The report said several Chinese refiners have begun cancelling previously scheduled export shipments of fuels such as gasoline, diesel and jet fuel following new instructions from authorities. People familiar with the development told Bloomberg that the latest guidance is stricter than an earlier advisory issued last week that had merely suggested companies pause exports, a directive many in the industry had initially treated as optional.
China, the world’s second-largest economy and the largest importer of crude oil, operates one of the biggest refining systems globally. While most of its refining capacity serves its vast domestic market, the country still exports significant volumes of refined fuel. Official customs data show China shipped about 58 million tonnes of refined petroleum products abroad last year.

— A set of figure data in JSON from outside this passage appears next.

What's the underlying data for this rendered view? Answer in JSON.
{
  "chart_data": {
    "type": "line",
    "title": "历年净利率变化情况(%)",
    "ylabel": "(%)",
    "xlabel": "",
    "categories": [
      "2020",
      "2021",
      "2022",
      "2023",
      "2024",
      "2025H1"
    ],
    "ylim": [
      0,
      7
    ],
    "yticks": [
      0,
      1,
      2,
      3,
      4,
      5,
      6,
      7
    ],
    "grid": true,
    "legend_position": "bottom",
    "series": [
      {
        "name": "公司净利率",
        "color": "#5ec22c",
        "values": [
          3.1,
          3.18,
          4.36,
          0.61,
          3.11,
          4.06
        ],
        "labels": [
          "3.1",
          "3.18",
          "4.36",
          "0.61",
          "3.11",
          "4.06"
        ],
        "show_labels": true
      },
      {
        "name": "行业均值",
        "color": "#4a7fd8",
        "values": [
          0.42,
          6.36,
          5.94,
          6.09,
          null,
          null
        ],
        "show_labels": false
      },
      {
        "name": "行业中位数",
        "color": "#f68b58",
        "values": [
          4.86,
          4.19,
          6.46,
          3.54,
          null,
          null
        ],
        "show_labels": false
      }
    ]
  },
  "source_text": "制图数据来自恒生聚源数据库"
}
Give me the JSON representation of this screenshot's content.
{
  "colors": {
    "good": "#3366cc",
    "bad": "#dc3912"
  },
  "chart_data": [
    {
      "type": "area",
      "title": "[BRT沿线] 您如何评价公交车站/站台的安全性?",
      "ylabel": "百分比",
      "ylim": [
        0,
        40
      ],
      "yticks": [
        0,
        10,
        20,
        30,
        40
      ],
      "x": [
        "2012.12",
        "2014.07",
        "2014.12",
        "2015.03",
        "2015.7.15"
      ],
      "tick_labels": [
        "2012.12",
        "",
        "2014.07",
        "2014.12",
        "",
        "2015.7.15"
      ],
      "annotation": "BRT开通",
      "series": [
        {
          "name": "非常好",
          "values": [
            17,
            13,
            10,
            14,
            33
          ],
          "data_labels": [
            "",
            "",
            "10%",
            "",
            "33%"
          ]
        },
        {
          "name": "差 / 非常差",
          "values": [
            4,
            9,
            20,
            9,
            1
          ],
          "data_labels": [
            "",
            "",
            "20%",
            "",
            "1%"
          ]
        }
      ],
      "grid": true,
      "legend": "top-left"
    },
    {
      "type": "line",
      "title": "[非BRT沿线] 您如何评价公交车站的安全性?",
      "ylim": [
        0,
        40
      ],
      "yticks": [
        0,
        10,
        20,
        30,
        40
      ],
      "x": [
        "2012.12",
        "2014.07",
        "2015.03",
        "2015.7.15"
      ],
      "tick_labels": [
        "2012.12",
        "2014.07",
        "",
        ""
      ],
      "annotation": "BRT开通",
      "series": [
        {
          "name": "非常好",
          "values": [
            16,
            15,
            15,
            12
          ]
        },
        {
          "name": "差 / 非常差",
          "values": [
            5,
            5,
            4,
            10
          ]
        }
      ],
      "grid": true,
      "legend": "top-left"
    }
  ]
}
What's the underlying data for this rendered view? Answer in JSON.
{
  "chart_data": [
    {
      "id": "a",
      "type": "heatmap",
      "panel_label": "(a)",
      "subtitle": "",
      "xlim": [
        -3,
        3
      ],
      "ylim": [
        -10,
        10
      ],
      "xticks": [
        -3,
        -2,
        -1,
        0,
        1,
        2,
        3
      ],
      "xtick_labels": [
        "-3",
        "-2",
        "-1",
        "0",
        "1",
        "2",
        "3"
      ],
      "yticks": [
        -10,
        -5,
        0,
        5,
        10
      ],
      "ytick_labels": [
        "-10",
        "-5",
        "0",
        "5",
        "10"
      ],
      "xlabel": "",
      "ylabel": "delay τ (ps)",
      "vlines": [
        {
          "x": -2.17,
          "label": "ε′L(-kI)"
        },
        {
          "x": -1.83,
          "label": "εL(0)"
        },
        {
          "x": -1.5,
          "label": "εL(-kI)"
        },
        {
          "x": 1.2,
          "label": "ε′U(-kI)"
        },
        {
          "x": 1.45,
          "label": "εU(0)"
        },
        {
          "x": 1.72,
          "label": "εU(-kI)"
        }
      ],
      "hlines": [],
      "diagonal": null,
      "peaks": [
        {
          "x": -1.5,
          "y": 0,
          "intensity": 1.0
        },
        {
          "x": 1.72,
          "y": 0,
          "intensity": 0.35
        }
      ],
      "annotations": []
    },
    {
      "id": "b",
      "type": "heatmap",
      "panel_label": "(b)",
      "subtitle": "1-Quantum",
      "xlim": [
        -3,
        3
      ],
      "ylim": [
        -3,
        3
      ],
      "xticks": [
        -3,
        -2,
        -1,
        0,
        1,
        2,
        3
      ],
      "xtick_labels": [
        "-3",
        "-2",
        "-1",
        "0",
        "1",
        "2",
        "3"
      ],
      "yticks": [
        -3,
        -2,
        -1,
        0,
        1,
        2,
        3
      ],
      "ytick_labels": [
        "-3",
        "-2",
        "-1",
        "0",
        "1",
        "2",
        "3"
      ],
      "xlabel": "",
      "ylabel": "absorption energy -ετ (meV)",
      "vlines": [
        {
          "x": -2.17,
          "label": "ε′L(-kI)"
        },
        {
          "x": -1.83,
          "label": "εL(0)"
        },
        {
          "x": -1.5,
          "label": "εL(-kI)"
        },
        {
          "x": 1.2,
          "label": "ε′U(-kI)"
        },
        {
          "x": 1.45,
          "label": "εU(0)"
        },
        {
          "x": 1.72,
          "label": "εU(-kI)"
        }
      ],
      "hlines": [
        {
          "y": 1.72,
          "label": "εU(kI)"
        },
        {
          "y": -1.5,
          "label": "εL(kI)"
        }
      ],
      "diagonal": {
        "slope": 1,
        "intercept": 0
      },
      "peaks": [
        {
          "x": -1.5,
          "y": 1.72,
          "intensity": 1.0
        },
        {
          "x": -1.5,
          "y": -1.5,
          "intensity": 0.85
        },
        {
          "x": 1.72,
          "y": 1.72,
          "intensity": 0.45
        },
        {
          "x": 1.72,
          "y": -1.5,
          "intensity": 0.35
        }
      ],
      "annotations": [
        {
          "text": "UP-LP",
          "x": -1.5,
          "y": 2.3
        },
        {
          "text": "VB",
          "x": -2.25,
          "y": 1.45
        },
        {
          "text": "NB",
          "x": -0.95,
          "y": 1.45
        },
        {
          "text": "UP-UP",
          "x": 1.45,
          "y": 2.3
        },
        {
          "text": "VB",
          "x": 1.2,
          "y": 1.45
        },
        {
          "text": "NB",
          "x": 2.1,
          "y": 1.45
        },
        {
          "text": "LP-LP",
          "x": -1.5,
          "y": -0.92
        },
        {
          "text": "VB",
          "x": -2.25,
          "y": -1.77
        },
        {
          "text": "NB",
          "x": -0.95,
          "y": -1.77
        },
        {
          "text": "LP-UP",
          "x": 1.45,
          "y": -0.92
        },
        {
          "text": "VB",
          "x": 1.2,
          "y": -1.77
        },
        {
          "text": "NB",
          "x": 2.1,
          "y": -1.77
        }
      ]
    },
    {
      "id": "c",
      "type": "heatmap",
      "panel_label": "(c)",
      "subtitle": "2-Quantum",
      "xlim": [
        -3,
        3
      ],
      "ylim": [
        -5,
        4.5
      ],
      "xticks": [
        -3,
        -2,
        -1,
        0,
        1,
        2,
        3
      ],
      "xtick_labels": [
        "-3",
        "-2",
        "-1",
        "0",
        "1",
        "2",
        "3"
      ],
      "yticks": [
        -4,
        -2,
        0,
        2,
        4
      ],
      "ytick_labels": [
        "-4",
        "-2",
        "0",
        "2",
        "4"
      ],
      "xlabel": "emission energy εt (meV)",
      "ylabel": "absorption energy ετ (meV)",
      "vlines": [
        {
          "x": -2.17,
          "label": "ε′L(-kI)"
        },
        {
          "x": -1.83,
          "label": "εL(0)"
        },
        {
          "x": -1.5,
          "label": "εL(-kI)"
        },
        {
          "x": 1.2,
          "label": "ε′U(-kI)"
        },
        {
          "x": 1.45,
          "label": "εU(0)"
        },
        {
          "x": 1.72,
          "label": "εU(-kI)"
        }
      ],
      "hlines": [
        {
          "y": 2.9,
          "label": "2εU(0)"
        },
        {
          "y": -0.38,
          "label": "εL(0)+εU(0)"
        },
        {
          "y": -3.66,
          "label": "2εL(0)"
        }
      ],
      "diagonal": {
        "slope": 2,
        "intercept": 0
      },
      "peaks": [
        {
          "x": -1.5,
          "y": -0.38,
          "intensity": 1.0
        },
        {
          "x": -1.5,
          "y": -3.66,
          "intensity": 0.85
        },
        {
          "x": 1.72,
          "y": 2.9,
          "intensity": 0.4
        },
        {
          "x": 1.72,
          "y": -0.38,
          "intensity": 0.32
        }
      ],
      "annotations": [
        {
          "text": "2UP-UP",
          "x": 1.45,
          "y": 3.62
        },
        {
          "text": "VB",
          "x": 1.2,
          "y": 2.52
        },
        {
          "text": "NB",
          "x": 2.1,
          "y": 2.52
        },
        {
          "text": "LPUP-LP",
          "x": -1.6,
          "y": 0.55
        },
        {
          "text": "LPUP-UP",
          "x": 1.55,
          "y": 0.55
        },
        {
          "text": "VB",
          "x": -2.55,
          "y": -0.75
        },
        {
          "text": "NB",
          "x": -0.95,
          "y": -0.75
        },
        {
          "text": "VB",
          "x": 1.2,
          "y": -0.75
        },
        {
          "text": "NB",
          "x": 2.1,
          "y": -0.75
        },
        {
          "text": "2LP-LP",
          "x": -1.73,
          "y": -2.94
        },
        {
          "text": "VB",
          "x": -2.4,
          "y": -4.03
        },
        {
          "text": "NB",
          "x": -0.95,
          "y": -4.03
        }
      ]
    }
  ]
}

At a routine press briefing, Chinese Foreign Ministry spokesperson Guo Jiakun said he was not aware of the details of the reported restrictions when asked about the Bloomberg report.
Energy markets have remained volatile since the conflict intensified across the Middle East, pushing global oil prices briefly above $100 per barrel as fears of supply disruptions spread. The turmoil has overshadowed an emergency release of oil reserves coordinated by the International Energy Agency to calm markets.
China is not a full member of the agency and therefore is not obligated to participate in coordinated strategic reserve releases.
Concerns over supply security have also deepened because the Strait of Hormuz—a vital shipping route through which roughly one-fifth of the world’s crude oil supply moves—has effectively been closed amid the conflict. Data from energy analytics firm Kpler indicate that more than half of China’s seaborne crude imports last year originated from the Middle East.
Despite this heavy reliance on the region, analysts say China’s large strategic oil reserves could help cushion the immediate impact of supply disruptions. Kpler estimates the country holds about 1.2 billion barrels of crude in onshore storage, equivalent to roughly 115 days of seaborne imports.
Beijing previously tapped its reserves in 2021 through the National Food and Strategic Reserves Administration to ease rising factory-gate inflation, but no similar release has yet been announced in response to the current market turmoil.
Guo earlier said the Chinese government would take “necessary measures” to safeguard the country’s energy security as geopolitical tensions continue to disrupt global oil markets.